Stereocontrol of Reactive Encounters Using Polarized Light

The reaction geometry of selected species can be controlled by using polarized light even in bulk experiments. One reactant A is generated in a photodissociation process. Its spatial distribution is completely described by the anisotropy parameter β. The other molecular reactant B is excited in a specific rovibrational state. Its spatial distribution is given by the j- and branch-dependent alignment parameter A 0 (2). The unnormalized probability of an attack of A on B under an angle γ is then given by the simple expression P(γ) ∝ [1 + 1/5βA 0 (2) P 2(cos γ) P 2(cos δ)], where δ is the angle between the E⃗-vectors of the dissociating and of the exciting laser beams.

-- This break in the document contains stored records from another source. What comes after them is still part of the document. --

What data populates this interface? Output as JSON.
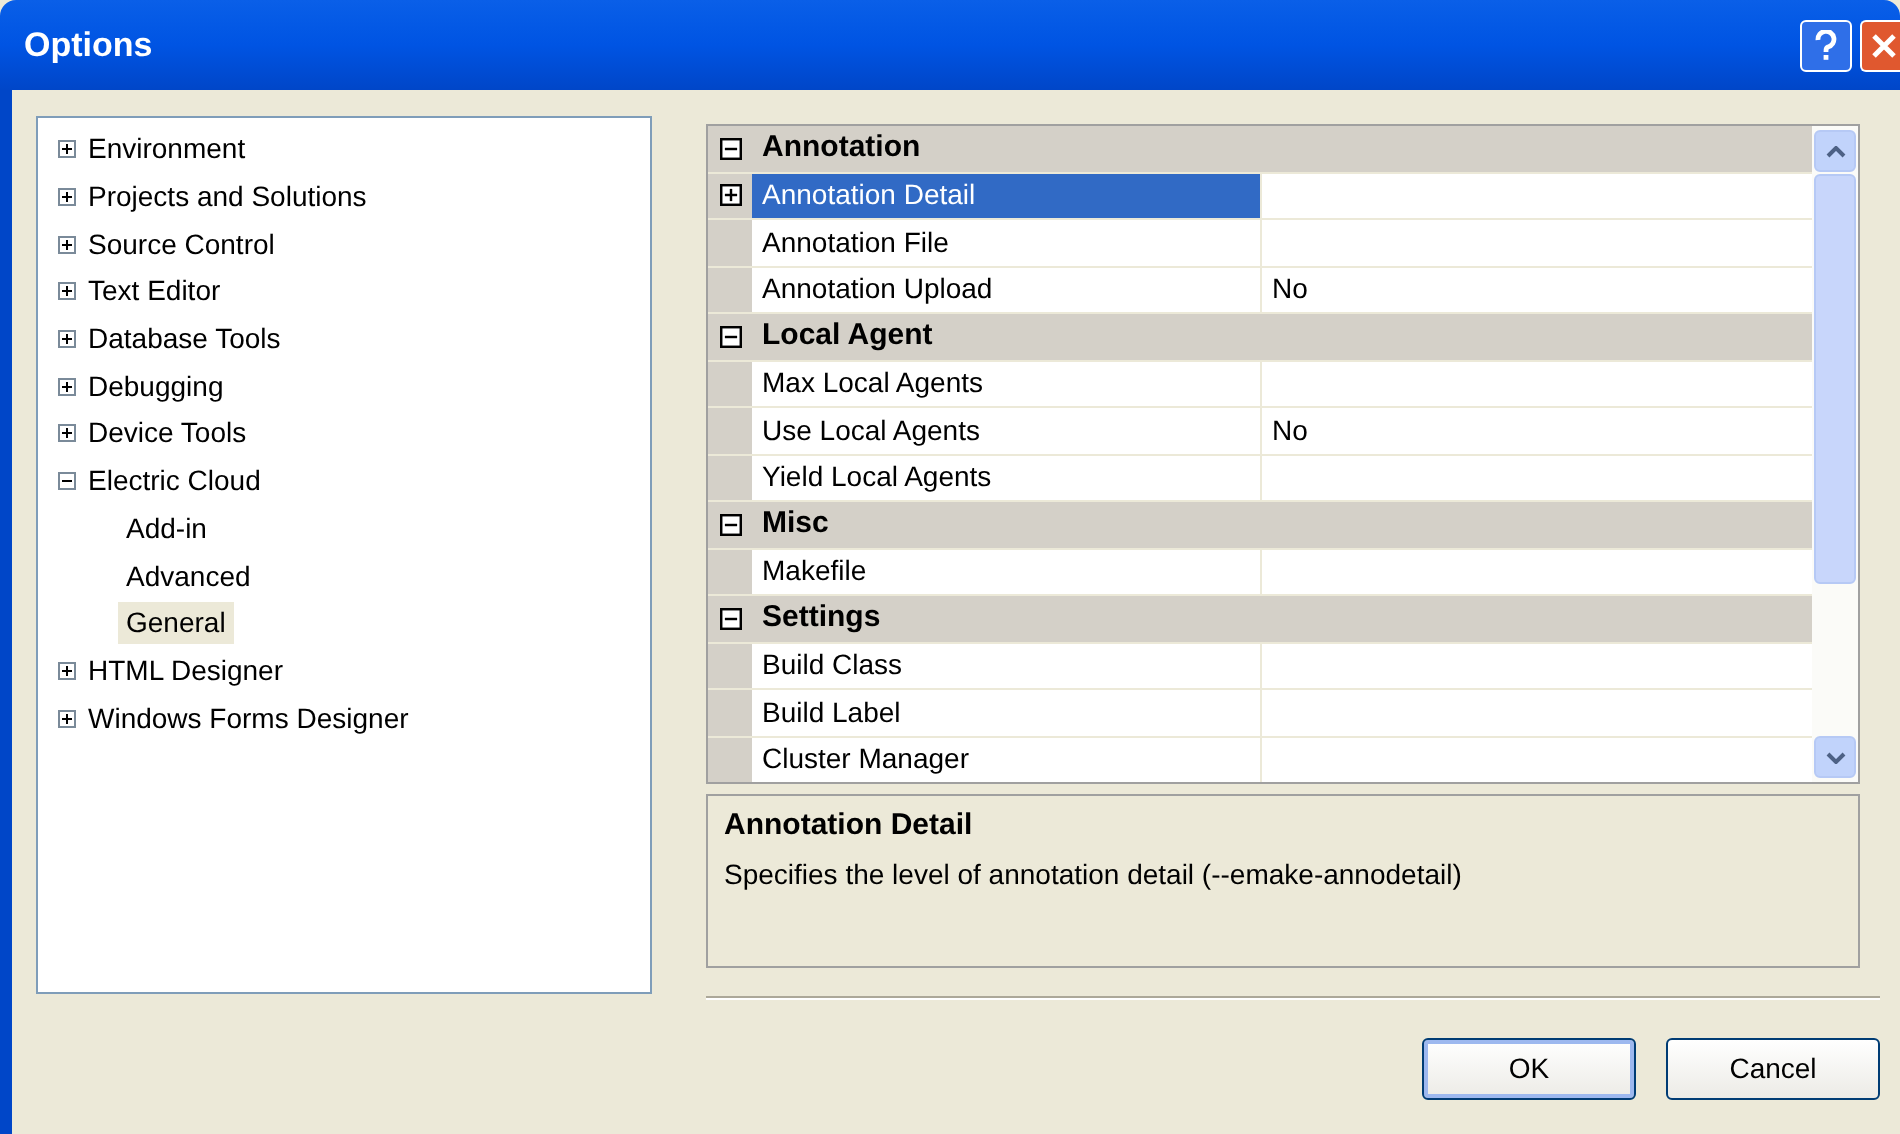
{
  "window": {
    "title": "Options"
  },
  "tree": [
    {
      "label": "Environment",
      "expanded": false,
      "selected": false
    },
    {
      "label": "Projects and Solutions",
      "expanded": false,
      "selected": false
    },
    {
      "label": "Source Control",
      "expanded": false,
      "selected": false
    },
    {
      "label": "Text Editor",
      "expanded": false,
      "selected": false
    },
    {
      "label": "Database Tools",
      "expanded": false,
      "selected": false
    },
    {
      "label": "Debugging",
      "expanded": false,
      "selected": false
    },
    {
      "label": "Device Tools",
      "expanded": false,
      "selected": false
    },
    {
      "label": "Electric Cloud",
      "expanded": true,
      "selected": false,
      "children": [
        {
          "label": "Add-in",
          "selected": false
        },
        {
          "label": "Advanced",
          "selected": false
        },
        {
          "label": "General",
          "selected": true
        }
      ]
    },
    {
      "label": "HTML Designer",
      "expanded": false,
      "selected": false
    },
    {
      "label": "Windows Forms Designer",
      "expanded": false,
      "selected": false
    }
  ],
  "property_grid": [
    {
      "category": "Annotation",
      "expanded": true,
      "properties": [
        {
          "name": "Annotation Detail",
          "selected": true,
          "expandable": true
        },
        {
          "name": "Annotation File",
          "selected": false,
          "expandable": false
        },
        {
          "name": "Annotation Upload",
          "value": "No",
          "selected": false,
          "expandable": false
        }
      ]
    },
    {
      "category": "Local Agent",
      "expanded": true,
      "properties": [
        {
          "name": "Max Local Agents",
          "selected": false,
          "expandable": false
        },
        {
          "name": "Use Local Agents",
          "value": "No",
          "selected": false,
          "expandable": false
        },
        {
          "name": "Yield Local Agents",
          "selected": false,
          "expandable": false
        }
      ]
    },
    {
      "category": "Misc",
      "expanded": true,
      "properties": [
        {
          "name": "Makefile",
          "selected": false,
          "expandable": false
        }
      ]
    },
    {
      "category": "Settings",
      "expanded": true,
      "properties": [
        {
          "name": "Build Class",
          "selected": false,
          "expandable": false
        },
        {
          "name": "Build Label",
          "selected": false,
          "expandable": false
        },
        {
          "name": "Cluster Manager",
          "selected": false,
          "expandable": false
        }
      ]
    }
  ],
  "description": {
    "title": "Annotation Detail",
    "text": "Specifies the level of annotation detail (--emake-annodetail)"
  },
  "buttons": [
    {
      "label": "OK",
      "default": true
    },
    {
      "label": "Cancel",
      "default": false
    }
  ]
}
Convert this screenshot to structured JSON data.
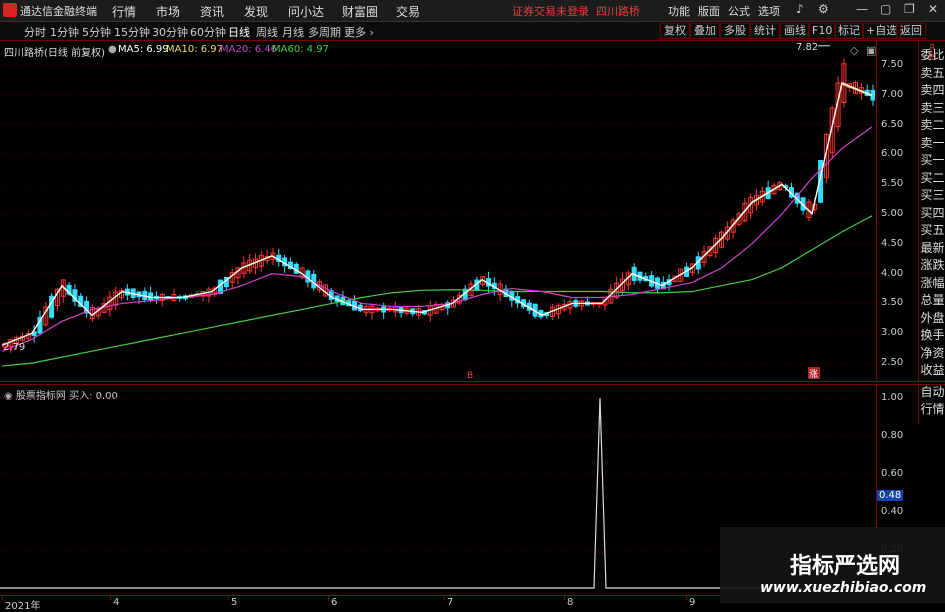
{
  "titlebar": {
    "app_name": "通达信金融终端",
    "menus": [
      "行情",
      "市场",
      "资讯",
      "发现",
      "问小达",
      "财富圈",
      "交易"
    ],
    "notice": "证券交易未登录",
    "stock_name": "四川路桥",
    "right_menus": [
      "功能",
      "版面",
      "公式",
      "选项"
    ]
  },
  "toolbar": {
    "periods": [
      "分时",
      "1分钟",
      "5分钟",
      "15分钟",
      "30分钟",
      "60分钟",
      "日线",
      "周线",
      "月线",
      "多周期",
      "更多"
    ],
    "active_period": "日线",
    "right_buttons": [
      "复权",
      "叠加",
      "多股",
      "统计",
      "画线",
      "F10",
      "标记",
      "+自选",
      "返回"
    ]
  },
  "chart_header": {
    "title": "四川路桥(日线 前复权)",
    "ma5": "MA5: 6.99",
    "ma10": "MA10: 6.97",
    "ma20": "MA20: 6.46",
    "ma60": "MA60: 4.97"
  },
  "colors": {
    "up": "#ff3333",
    "down": "#33ddff",
    "ma5": "#ffffff",
    "ma10": "#eedd66",
    "ma20": "#cc44cc",
    "ma60": "#44cc44",
    "grid": "#7a0000"
  },
  "sidetabs": [
    "委比",
    "卖五",
    "卖四",
    "卖三",
    "卖二",
    "卖一",
    "买一",
    "买二",
    "买三",
    "买四",
    "买五",
    "最新",
    "涨跌",
    "涨幅",
    "总量",
    "外盘",
    "换手",
    "净资",
    "收益"
  ],
  "sidetabs2": [
    "自动",
    "行情"
  ],
  "sidetab_top": [
    "R",
    "融"
  ],
  "chart_data": {
    "type": "candlestick",
    "price_axis": [
      "7.50",
      "7.00",
      "6.50",
      "6.00",
      "5.50",
      "5.00",
      "4.50",
      "4.00",
      "3.50",
      "3.00",
      "2.50"
    ],
    "ylim": [
      2.2,
      7.9
    ],
    "high_label": "7.82",
    "low_label": "2.79",
    "ma60": [
      2.45,
      2.5,
      2.6,
      2.7,
      2.8,
      2.9,
      3.0,
      3.1,
      3.2,
      3.3,
      3.4,
      3.5,
      3.6,
      3.68,
      3.72,
      3.73,
      3.72,
      3.7,
      3.7,
      3.7,
      3.7,
      3.68,
      3.68,
      3.7,
      3.8,
      3.9,
      4.1,
      4.4,
      4.7,
      4.97
    ],
    "ma20": [
      2.7,
      2.9,
      3.2,
      3.4,
      3.5,
      3.55,
      3.6,
      3.65,
      3.8,
      4.0,
      3.95,
      3.7,
      3.5,
      3.45,
      3.45,
      3.5,
      3.65,
      3.75,
      3.7,
      3.6,
      3.6,
      3.65,
      3.75,
      3.85,
      4.1,
      4.5,
      5.0,
      5.6,
      6.1,
      6.46
    ],
    "ma5": [
      2.8,
      3.0,
      3.8,
      3.3,
      3.7,
      3.6,
      3.6,
      3.7,
      4.1,
      4.3,
      4.0,
      3.6,
      3.4,
      3.4,
      3.35,
      3.5,
      3.9,
      3.6,
      3.3,
      3.5,
      3.5,
      4.0,
      3.8,
      4.1,
      4.6,
      5.2,
      5.5,
      5.0,
      7.2,
      6.99
    ],
    "signal_axis": [
      "1.00",
      "0.80",
      "0.60",
      "0.48",
      "0.40",
      "0.20"
    ],
    "signal_current": "0.48",
    "signal_spike_month": "8",
    "x_axis": [
      "2021年",
      "4",
      "5",
      "6",
      "7",
      "8",
      "9"
    ],
    "markers": [
      "B",
      "涨"
    ]
  },
  "subchart": {
    "title": "股票指标网",
    "buy_label": "买入: 0.00"
  },
  "watermark": {
    "line1": "指标严选网",
    "line2": "www.xuezhibiao.com"
  }
}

P 2(x) represents the second Legendre polynom. We have studied the reaction of X + HCN → HX + CN with X = H, Cl. The attacking H atom is generated in the photodissociation of CH3SH at 266 nm, and the chlorine atom is formed in the photolysis of Cl2 at 355 nm. In both cases the β-parameter is close to −1. In order to align the HCN partner reactant, the first and third vibrational overtone of the CH stretch vibration was excited via the R and P branches. The nascent CN(v=0) product molecules were observed by laser induced fluorescence (LIF). The experimental results prove a preferred linear reaction geometry, i.e. an end-on attack of the X atom on the terminating hydrogen atom of the HCN reactant. However, the angle of acceptance is higher for the Cl + HCN reaction than for the H + HCN one.